Use new Auth Hooks approach?

[thorwebdev]

Hey there, thanks so much for this awesome project!

We've released some official guidance around custom claims & RBAC using the new Auth Hooks approach: https://supabase.com/docs/guides/auth/custom-claims-and-role-based-access-control-rbac

Would love if you could review and see if that would make sense to adopt for this project?

Thanks 💚

[tiniscule]

Love this - thanks for the recommendation I'll look at leveraging it.

[cloudorbush]

would be interesting to know if there is a performance gain

[kylerob]

@tiniscule What are you latest thoughts on custom claims and Auth Hooks? I'm on the fence on if I want to go with the current basejump implementation and upgrade later if basejump changes, or roll with Auth Hooks now with a custom solution. Thanks for your hard work!

[tiniscule]

I think it depends on your use case a bit - if you're working with personal accounts with only a few role levels, then I think it can make sense. If you're working with team accounts and foresee the role complexity growing more over time, then I think it can be a little problematic and error prone since you'd need to either implement your own per-account permissions structure (user 1 is admin of team 1 but member of team 2) or create some kind of per-team token that you swapped on your frontend to give them a team-specific custom claim.

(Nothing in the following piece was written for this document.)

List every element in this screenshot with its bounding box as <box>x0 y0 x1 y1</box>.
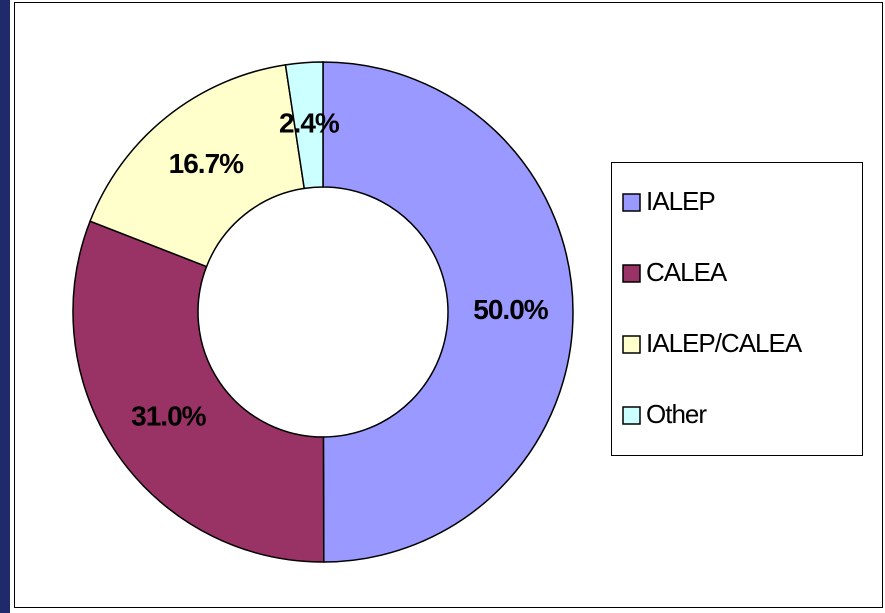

I'd seen a couple threads when Thor posted this about the table lookup performance being comparable to the custom claims, and so decided that I didn't know enough to determine what the best generic solution was.

open to feedback if you think you've got a solid path forward that makes sense. Happy to make it part of core

[kylerob]

@tiniscule Thanks for the prompt response! Those are good points. After installing and diving through the code a little more, I think I'll stick with the current implementation, especially if performance is the same. I'll post something here or in a PR if I ever go the custom claims route.